Home » First UK real-world study shows promise for sacituzumab govitecan in metastatic breast cancer

First UK real-world study shows promise for sacituzumab govitecan in metastatic breast cancer

First UK real-world study shows promise for sacituzumab govitecan in metastatic breast cancer

A recent British Journal of Cancer evaluated the real-world safety and efficacy of sacituzumab govitecan (SG) against metastatic triple-negative breast cancer (mTNBC).

Study: Real world study of sacituzumab govitecan in metastatic triple-negative breast cancer in the United Kingdom. Image Credit: Gorodenkoff/Shutterstock.com

Background

Every year, more than 8,000 people in the UK are diagnosed with TNBC, which accounts for 15% of all breast cancer cases. In comparison to all sub-types of breast cancer, TNBC has the poorest prognosis.

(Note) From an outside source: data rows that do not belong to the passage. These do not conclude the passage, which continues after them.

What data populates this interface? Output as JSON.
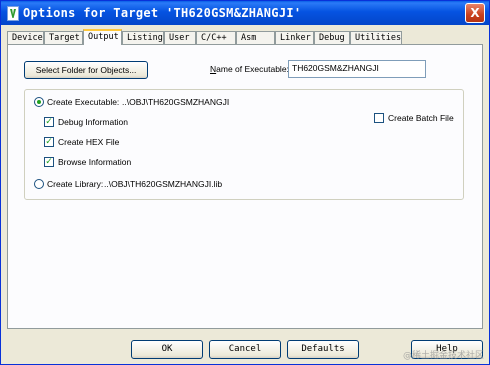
{
  "window": {
    "title": "Options for Target 'TH620GSM&ZHANGJI'",
    "close_glyph": "X"
  },
  "tabs": [
    "Device",
    "Target",
    "Output",
    "Listing",
    "User",
    "C/C++",
    "Asm",
    "Linker",
    "Debug",
    "Utilities"
  ],
  "active_tab": "Output",
  "output": {
    "select_folder_label": "Select Folder for Objects...",
    "name_of_executable_label": "Name of Executable:",
    "name_of_executable_value": "TH620GSM&ZHANGJI",
    "create_executable_label": "Create Executable:",
    "create_executable_path": "..\\OBJ\\TH620GSMZHANGJI",
    "create_executable_selected": true,
    "debug_information_label": "Debug Information",
    "debug_information_checked": true,
    "create_hex_label": "Create HEX File",
    "create_hex_checked": true,
    "browse_information_label": "Browse Information",
    "browse_information_checked": true,
    "create_batch_label": "Create Batch File",
    "create_batch_checked": false,
    "create_library_label": "Create Library:",
    "create_library_path": "..\\OBJ\\TH620GSMZHANGJI.lib",
    "create_library_selected": false,
    "check_glyph": "✓"
  },
  "buttons": {
    "ok": "OK",
    "cancel": "Cancel",
    "defaults": "Defaults",
    "help": "Help"
  },
  "watermark": "@稀土掘金技术社区",
  "colors": {
    "titlebar": "#0553e1",
    "dialog_bg": "#ece9d8",
    "panel_bg": "#fcfcfe",
    "check_green": "#21a121",
    "active_tab_accent": "#ffc83c"
  }
}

This disease is extremely heterogeneous and has limited targeted treatment options. Conventionally, patients diagnosed with TNBC were treated with chemotherapy. 

Recently, SG received approval for treatment with TNBC. SG is an antibody-drug conjugate (ADC) that is composed of the humanized anti-trophoblast antigen 2 (anti-TROP2) antibody conjugated to an active metabolite of irinotecan called SN-38.

Multiple cancer types, including TNBC, have been associated with the overexpression of TROP2, a transmembrane protein. The binding of SG with TROP2 mediates the internalization of SN-38, which subsequently induces anti-tumour effects upon hydrolysis of the linker.

ASCENT, a phase 3 randomized trial (NCT02574455), was conducted to evaluate the efficacy of SG and compare the findings with the effectiveness of chemotherapy of the physician’s choice for treating TNBC.

In comparison to chemotherapy, SG demonstrated better survival outcomes. Considering the findings of this trial, the U.S. Food and Drug Administration (FDA) approved SG for patients with mTNBC, particularly those who received at least two lines of prior systemic therapy.

About the study

Extending the research cited above, the current study investigated the safety and efficacy of SG for mTNBC in real-world settings. The relevant data on mTNBC patients were obtained from sixteen tertiary UK cancer centers.

The selected patients received at least one dose of SG in addition to at least two prior lines of chemotherapy. The efficacy of this drug was assessed in terms of median progression-free survival (mPFS), median overall survival (mOS), and safety.

A total of 132 patients were included in this study, among which 131 were females and one male.

The median age of the patients was 56 years. The majority of patients in this cohort had visceral metastases, followed by central nervous system and liver metastases. 

SG treatment was administered as a second-line treatment for 28% of the cohort and a third line for 31% of the cohort. Around 41% of patients who were treated with SG underwent three or more prior lines of chemotherapy.

Study findings

A shorter mOS of 8.7 months was noted compared to the ASCENT trial. The observed mPFS was similar, and the lack of enough later events prevented the computation of the upper confidence interval of mOS. A potential reason for the shorter mOS is the inclusion of patients with poorer performance status (PS).

The median number of prior anti-cancer regimens in the ASCENT trial was 3. This included lines in the neo-adjuvant/adjuvant settings.

Twenty-nine percent of patients had received four or more previous lines of treatment, while 71% had received 2 or 3 prior lines. This was similar to the current study, where the median number of prior anti-cancer regimens was 2 in the metastatic setting.

No significant differences were noted when survival was compared based on the number of previous lines of treatment in the metastatic setting.

In the metastatic setting, patients who received 1 or 2 prior lines of treatment did not reach the mOS. This could be due to a shorter follow-up time of this cohort and the fact that such patients might be earlier in their treatment path and live longer.

Patients with central nervous system disease were also included in this analysis. Individuals with brain metastasis who had not received any prior radiotherapy (RT) showed a very poor mOS of 2.5 months.

The precise reason for withholding RT is unclear, but it could be that these patients were possibly not considered fit enough to undergo RT.

Data were not collected on using granulocyte colony-stimulating factor (G-CSF). Currently, in the UK, prescribing G-CSF is at the discretion of the concerned clinician. More research should be conducted on the use and timing of G-CSF.

Further investigation is also needed on the impact of G-CSF on neutropenia, dose reductions, and treatment breaks.

Conclusions

In sum, the current study investigated the safety and efficacy of SG for mTNBC in real-world settings. The findings confirm substantial anti-tumor activity in the UK cohort.

The safety profile was also in line with clinical trial experience. Superior survival rates were noted in patients with better performance status. The efficacy was also maintained in patients with central nervous system disease.